In another sphere, but equally important from an economic viewpoint, on 25thSeptember the EU proposed a new payments system (a European Monetary Fund) designed purely and simply as a device to circumvent and attempt to wreck the sanctions that the US has imposed upon Iran.  It is generally accepted that Iran is the leading sponsor of terrorism in the Middle East and further afield.  Towards the end of his tenure, Obama’s removal of sanctions on Iran in return for a worthless promise to de-nuclearise was one of his ‘signature’ deals.  Iran was given renewed access to £100bn which was promptly used to develop its nuclear strength.  At best Obama was naïve and at worst he was reckless and made the world a more dangerous place.

The EU’s new payment system and its dubious intent sends a very clear message that Europe will plumb any depths in order to save its trading relationships with Iran regardless of the wider risks.  In so doing it illustrates clearly that the EU sees financial protectionism as more important than the cost in human lives.

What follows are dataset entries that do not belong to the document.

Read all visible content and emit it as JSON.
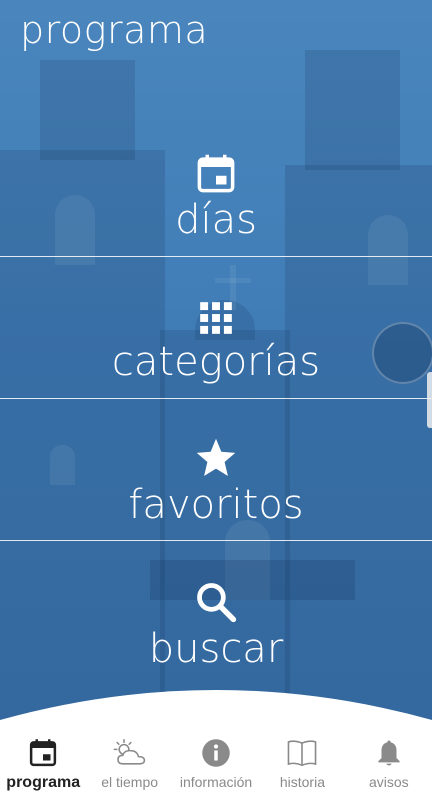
{
  "app": {
    "title": "programa"
  },
  "menu": [
    {
      "label": "días",
      "icon": "calendar-icon"
    },
    {
      "label": "categorías",
      "icon": "grid-icon"
    },
    {
      "label": "favoritos",
      "icon": "star-icon"
    },
    {
      "label": "buscar",
      "icon": "search-icon"
    }
  ],
  "nav": {
    "tabs": [
      {
        "label": "programa",
        "icon": "calendar-icon",
        "active": true
      },
      {
        "label": "el tiempo",
        "icon": "weather-icon",
        "active": false
      },
      {
        "label": "información",
        "icon": "info-icon",
        "active": false
      },
      {
        "label": "historia",
        "icon": "book-icon",
        "active": false
      },
      {
        "label": "avisos",
        "icon": "bell-icon",
        "active": false
      }
    ]
  },
  "colors": {
    "overlay": "#3f7cb6",
    "text": "#ffffff",
    "nav_active": "#222222",
    "nav_inactive": "#8a8a8a"
  }
}
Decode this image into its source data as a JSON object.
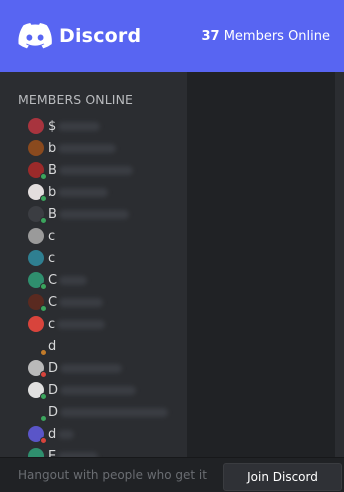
{
  "header": {
    "brand": "Discord",
    "online_count": "37",
    "online_label": "Members Online"
  },
  "members_title": "MEMBERS ONLINE",
  "members": [
    {
      "initial": "$",
      "avatar_color": "#a8343e",
      "status_color": "",
      "blur_width": 42
    },
    {
      "initial": "b",
      "avatar_color": "#8a4a1e",
      "status_color": "",
      "blur_width": 58
    },
    {
      "initial": "B",
      "avatar_color": "#9c2a2a",
      "status_color": "#3ba55d",
      "blur_width": 74
    },
    {
      "initial": "b",
      "avatar_color": "#e3dede",
      "status_color": "#3ba55d",
      "blur_width": 50
    },
    {
      "initial": "B",
      "avatar_color": "#3b3d42",
      "status_color": "#3ba55d",
      "blur_width": 70
    },
    {
      "initial": "c",
      "avatar_color": "#9a9a9a",
      "status_color": "",
      "blur_width": 0
    },
    {
      "initial": "c",
      "avatar_color": "#2f7f91",
      "status_color": "",
      "blur_width": 0
    },
    {
      "initial": "C",
      "avatar_color": "#2f8f6e",
      "status_color": "#3ba55d",
      "blur_width": 28
    },
    {
      "initial": "C",
      "avatar_color": "#5a2a20",
      "status_color": "#3ba55d",
      "blur_width": 44
    },
    {
      "initial": "c",
      "avatar_color": "#d8443c",
      "status_color": "",
      "blur_width": 48
    },
    {
      "initial": "d",
      "avatar_color": "",
      "status_color": "#c27b2a",
      "blur_width": 0
    },
    {
      "initial": "D",
      "avatar_color": "#b9b9b9",
      "status_color": "#d8443c",
      "blur_width": 62
    },
    {
      "initial": "D",
      "avatar_color": "#e0e0e0",
      "status_color": "#3ba55d",
      "blur_width": 76
    },
    {
      "initial": "D",
      "avatar_color": "",
      "status_color": "#3ba55d",
      "blur_width": 108
    },
    {
      "initial": "d",
      "avatar_color": "#5a55c8",
      "status_color": "#d8443c",
      "blur_width": 16
    },
    {
      "initial": "E",
      "avatar_color": "#2f8f6e",
      "status_color": "",
      "blur_width": 40
    }
  ],
  "footer": {
    "tagline": "Hangout with people who get it",
    "join_label": "Join Discord"
  }
}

Despite the EU’s typical back-stabbing and underhandedness (and in spite of the sniping and negative comment that he attracts from those areas of the media that would prefer to see him fail) Trump’s economic successes continue to accumulate.  Having terminated the North America Free Trade Agreement earlier this year (an unbalanced trade agreement involving Mexico, Canada and the USA which was created by his economically myopic predecessor), a new and fairer (to both sides)  trade deal was agreed between the US and Mexico. Negotiations are continuing with Canada to include it in the new pact and I have little doubt that Canada too will join this fresh and equitable trade pact later this year.

Shortly after taking office, Trump also withdrew from the Trans-Pacific trade treaty (TPT)  set up by the previous US regime.  It was announced on 27th September that Japan and the USA will now open negotiations on a bilateral trade agreement between the world’s first- and third-largest economies.  This represents a significant change of attitude by Japan (a change which may have some marginal connection with Trump’s threat to impose punitive tariffs on Japan’s motor car exports to the US.  The world is now entirely familiar with Trump’s tactics and (given the huge importance of the American consumer to world trade) there is no doubt that they work.  A realistic new trade deal will now be struck and one could reasonably conclude that the positive end justifies the means.

This month also witnessed news that South Korea and North Korea are preparing to enter into a trade agreement (unthinkable until very recently and a rapprochement that was instigated by President Trump).